Bloomberg has reported that U.S. lawmakers are considering penalties aimed at stopping Chinese firms from using distillation, a method in which the outputs of a stronger model help train a smaller or more efficient one. Anthropic has accused Moonshot, z.ai, Minimax, Alibaba and DeepSeek of illicit distillation attacks, according to Fortune. CNBC has reported that U.S. officials are also discussing ways to reduce the appeal of Chinese open-source models, including by backing U.S. open-source alternatives.

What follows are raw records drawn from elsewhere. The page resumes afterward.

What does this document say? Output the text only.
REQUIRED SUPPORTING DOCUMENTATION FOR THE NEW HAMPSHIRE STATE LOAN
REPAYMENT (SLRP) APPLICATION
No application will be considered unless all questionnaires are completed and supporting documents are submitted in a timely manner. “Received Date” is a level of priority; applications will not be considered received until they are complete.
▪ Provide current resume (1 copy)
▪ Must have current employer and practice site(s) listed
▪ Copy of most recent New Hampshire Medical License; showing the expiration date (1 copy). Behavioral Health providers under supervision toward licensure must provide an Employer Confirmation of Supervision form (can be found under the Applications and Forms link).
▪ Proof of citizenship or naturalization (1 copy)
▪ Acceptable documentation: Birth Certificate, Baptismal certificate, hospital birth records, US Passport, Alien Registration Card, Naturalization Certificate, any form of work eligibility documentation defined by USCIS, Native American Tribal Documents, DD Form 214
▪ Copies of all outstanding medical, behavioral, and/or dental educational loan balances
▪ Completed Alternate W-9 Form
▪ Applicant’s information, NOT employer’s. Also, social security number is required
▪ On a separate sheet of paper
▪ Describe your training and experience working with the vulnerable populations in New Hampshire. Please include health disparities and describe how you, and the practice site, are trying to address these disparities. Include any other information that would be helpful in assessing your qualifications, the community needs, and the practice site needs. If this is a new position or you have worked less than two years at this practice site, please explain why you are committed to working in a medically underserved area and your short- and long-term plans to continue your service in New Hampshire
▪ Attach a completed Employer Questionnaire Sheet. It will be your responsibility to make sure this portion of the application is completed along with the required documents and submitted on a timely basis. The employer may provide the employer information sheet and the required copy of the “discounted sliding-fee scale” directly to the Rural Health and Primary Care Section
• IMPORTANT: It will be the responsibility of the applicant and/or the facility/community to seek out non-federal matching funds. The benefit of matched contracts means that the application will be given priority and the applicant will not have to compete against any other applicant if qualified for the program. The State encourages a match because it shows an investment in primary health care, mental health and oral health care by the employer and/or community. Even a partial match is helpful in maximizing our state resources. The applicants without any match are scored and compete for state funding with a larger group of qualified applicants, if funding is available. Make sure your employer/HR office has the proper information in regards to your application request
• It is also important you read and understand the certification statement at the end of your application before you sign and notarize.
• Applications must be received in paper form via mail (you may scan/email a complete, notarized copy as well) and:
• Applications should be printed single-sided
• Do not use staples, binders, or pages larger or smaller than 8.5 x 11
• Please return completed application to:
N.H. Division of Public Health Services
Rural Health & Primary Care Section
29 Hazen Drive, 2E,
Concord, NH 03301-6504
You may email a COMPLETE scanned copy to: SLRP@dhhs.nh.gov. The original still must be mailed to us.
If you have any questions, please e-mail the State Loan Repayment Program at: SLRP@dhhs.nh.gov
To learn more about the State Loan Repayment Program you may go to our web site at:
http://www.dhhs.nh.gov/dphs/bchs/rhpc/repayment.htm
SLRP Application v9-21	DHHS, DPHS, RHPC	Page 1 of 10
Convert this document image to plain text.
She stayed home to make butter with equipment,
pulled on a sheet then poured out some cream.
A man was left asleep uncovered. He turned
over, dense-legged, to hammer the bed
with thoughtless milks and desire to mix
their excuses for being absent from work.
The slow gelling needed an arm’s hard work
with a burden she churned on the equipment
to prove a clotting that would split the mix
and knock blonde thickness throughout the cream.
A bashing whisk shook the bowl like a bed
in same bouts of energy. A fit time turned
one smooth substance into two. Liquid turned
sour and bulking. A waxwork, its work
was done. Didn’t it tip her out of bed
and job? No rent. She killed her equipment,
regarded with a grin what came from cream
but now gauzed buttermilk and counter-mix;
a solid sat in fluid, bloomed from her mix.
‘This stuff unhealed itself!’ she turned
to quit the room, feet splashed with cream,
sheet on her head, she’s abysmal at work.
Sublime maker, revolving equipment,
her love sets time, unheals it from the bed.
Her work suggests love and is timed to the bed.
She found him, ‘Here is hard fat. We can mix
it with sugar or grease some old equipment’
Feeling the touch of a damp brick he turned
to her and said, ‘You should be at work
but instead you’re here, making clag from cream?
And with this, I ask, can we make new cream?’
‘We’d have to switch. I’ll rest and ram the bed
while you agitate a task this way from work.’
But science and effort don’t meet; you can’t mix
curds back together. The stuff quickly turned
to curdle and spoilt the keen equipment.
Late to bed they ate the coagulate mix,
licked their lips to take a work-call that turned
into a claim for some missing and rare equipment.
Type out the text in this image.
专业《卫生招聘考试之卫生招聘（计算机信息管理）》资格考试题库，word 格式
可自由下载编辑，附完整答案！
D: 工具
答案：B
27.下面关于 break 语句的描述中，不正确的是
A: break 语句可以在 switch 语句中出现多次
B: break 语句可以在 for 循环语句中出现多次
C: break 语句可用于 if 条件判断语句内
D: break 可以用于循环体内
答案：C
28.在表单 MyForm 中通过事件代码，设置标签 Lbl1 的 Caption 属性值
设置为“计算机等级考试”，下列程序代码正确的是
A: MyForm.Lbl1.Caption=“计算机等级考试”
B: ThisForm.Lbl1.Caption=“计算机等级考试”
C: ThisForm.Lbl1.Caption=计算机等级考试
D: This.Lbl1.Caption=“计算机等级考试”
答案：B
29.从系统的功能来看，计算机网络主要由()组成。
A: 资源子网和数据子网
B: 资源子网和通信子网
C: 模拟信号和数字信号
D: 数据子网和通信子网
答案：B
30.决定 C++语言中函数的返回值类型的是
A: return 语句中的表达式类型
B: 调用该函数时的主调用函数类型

Chinese AI models have gained users because they tend to cost less and can be adapted by developers who download open-source versions, according to Fortune. Companies using them often need more technical skill and must rent cloud-based AI chips to host the models.

U.S. export controls have limited Chinese developers’ access to advanced AI processors, Bloomberg reported. Yutong Zhang, Moonshot AI’s president, said at the World Economic Forum earlier this year that the company lacked the option of scaling compute freely and focused instead on research and efficiency.

Moonshot’s business grows

Moonshot’s earlier Kimi models had already found users in Silicon Valley. Fortune reported that Cursor used Kimi while building Composer 2, and DoorDash chief technology officer Andy Fang said in an early July social media post that the company assigns lower-level work to Kimi K2.6. Thinking Machines used Kimi K2.5 to create early post-training data for its Inkling model, according to Fortune.

K3 costs $15 per million output tokens, according to Fortune. That is higher than z.ai’s GLM-5.2 at $4.40 and DeepSeek V4 at $0.87, but below Fable’s $50 price for the same amount of output.

Bloomberg reported in May that Moonshot raised $2 billion at a valuation above $20 billion. Fortune said a statement from the company’s financial adviser put Moonshot’s annual recurring revenue above $200 million and listed Alibaba, Tencent, Meituan and Hongshan Capital among its backers.

This story draws on original reporting from Fortune.